When Yaakov Avinu gave a brachah to Yissachar, he said: (Bereishis 49:15) “Vayar menuchah ki tov… vayet shichmo lisbol — He saw the tranquility [of Olam Haba] that it was good… and he bent his shoulder to bear the yoke [of Torah].” What enabled Yissachar to choose a life totally dedicated to the Torah? He saw in his mind’s eye the tranquility of Olam Haba. He envisioned the goal. That vision motivated him and gave him strength.

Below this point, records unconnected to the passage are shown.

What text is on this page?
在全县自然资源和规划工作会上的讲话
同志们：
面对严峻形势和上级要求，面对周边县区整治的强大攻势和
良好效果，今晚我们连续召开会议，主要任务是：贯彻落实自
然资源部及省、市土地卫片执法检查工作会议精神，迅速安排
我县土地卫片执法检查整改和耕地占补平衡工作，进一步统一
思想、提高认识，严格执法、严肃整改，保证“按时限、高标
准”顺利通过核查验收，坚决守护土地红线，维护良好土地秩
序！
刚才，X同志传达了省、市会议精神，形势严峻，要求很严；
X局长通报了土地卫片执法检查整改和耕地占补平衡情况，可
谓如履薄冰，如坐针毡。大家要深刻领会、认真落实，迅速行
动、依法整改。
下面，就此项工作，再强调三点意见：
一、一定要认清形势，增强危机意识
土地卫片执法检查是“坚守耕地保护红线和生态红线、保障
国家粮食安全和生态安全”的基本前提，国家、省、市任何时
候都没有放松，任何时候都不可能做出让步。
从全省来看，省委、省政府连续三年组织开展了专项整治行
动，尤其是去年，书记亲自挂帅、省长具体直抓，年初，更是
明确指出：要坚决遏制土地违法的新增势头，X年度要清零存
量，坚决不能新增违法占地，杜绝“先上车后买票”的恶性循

What gave Yosef the ability to resist the temptation of Eishes Potifar? Rashi (Bereishis 39:11) tells us: “Shenireis lo demus deyukno shel aviv. — He saw a vision of Yaakov, his father.” That vision inspired him and gave him the strength to resist.

When we feel discouraged with our children’s or our students’ lack of growth — or with our own lack of growth — let’s form a vision in our mind of that Chinese bamboo tree breaking through the ground after five long years and growing to the monumental height of 90 feet in a mere five weeks! And let’s envision our children, our students, and ourselves similarly reaching monumental heights in Torah and kedushah.


Rebbetzin Suri Gibber has been involved in chinuch habanos for decades, first as general studies principal in Bais Yaakov High School of Miami, and, for the past 15 years, as principal of Bais Yaakov High School of the Twin Cities. She also gives adult education classes.